Museums and public educational institutions wishing to exhibit Navy Art are generally evaluated in terms of their ability to meet basic museum standards and accessibility to the public. For example, institutions without admission fees that have a public trust and service responsibility are considered the most desirable for exhibit placement. Navy and Department of Defense policy excludes institutions that operate in other than nonprofit status. All exhibits must be open to the general public without regard to race, sex, color, religion, or national origin.

Corsair Drawing, Colored Pencil on Paper; by Herbert C. Hahn; C. 1951

Corsair
Drawing, Colored Pencil on Paper; by Herbert C. Hahn; C. 1951

Although exhibits can be on display for as little as one week or as long as six months, requests for extension will be considered. There is no participation fee and the only costs are shipping and insurance. The requestor should contact the Navy Art Collection to begin the loan process at (202) 433-3815 or navyart@navy.mil. Requests will be considered based on availability of the artwork within an exhibition. After all the information has been received and reviewed, the scheduling of the loan will take place.
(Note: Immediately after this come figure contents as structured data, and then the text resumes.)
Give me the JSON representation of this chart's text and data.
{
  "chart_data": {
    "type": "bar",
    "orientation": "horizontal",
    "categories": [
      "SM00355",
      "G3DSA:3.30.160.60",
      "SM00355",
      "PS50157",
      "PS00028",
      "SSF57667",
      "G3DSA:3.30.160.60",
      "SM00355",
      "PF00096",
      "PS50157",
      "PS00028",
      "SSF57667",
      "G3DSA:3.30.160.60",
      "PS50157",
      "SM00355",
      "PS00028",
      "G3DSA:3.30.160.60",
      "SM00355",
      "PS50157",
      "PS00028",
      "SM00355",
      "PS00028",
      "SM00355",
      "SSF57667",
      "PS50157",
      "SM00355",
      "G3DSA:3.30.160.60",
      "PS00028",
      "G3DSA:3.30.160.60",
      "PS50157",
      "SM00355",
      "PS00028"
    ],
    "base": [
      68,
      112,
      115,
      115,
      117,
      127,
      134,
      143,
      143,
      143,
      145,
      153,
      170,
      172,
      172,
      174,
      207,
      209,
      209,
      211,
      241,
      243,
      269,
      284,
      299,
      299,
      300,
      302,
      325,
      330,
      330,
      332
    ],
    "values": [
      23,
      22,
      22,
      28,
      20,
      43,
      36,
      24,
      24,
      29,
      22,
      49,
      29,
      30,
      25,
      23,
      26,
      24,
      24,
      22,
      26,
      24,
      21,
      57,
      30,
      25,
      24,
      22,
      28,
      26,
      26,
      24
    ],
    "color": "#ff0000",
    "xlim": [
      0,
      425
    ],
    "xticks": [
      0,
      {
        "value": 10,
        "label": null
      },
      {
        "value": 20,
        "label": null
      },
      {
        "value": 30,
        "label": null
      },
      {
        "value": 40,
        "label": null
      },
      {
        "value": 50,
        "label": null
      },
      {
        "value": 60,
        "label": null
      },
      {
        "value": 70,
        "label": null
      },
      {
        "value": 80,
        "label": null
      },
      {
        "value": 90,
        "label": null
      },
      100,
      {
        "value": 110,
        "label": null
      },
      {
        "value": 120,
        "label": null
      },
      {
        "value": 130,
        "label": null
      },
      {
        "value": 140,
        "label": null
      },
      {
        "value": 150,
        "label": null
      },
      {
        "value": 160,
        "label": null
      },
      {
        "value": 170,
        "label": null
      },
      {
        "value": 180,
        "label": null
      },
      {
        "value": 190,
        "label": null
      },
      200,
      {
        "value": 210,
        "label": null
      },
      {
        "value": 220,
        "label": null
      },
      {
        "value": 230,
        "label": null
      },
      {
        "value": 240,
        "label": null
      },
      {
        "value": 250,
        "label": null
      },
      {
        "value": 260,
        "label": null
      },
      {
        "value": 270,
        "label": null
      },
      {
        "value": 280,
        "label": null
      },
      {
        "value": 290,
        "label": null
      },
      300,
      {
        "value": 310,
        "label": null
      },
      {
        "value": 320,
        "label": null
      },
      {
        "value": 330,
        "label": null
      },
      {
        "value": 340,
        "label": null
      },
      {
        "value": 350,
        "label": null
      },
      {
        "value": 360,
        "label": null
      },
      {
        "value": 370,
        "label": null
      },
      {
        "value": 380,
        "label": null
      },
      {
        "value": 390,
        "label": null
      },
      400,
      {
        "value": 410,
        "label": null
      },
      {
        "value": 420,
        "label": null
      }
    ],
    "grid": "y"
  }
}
The artwork from the “Remembering the Forgotten War: Korea, 1950-1953” collection can also be seen here: www.history.navy.mil/our-collections/art/exhibits/conflicts-and-operations/remembering-the- forgotten-war-korea-1950-1953.html

The exhibition at UHM, titled The Forgotten War: Korea, 1950-1953, is on display in their Focus Gallery. The Museum, located at 540 Buncombe Street, Greenville, South Carolina, is open Tuesday through Saturday from 10 a.m. to 5 p.m. and on Sunday from 1 p.m. to 5 p.m.

The Naval History and Heritage Command, located at the Washington Navy Yard, is responsible for the preservation, analysis, and dissemination of U.S. naval history and heritage. It provides the knowledge foundation for the Navy by maintaining historically relevant resources and products that reflect the Navy’s unique and enduring contributions throughout our nation’s history, and supports the Fleet by assisting with and delivering professional research, analysis, and interpretive services. NHHC is composed of many activities including the Navy Department Library, the Navy Operational Archives, the Navy art and artifact collections, underwater archeology, Navy histories, nine museums, USS Constitution repair facility and the historic ship Nautilus.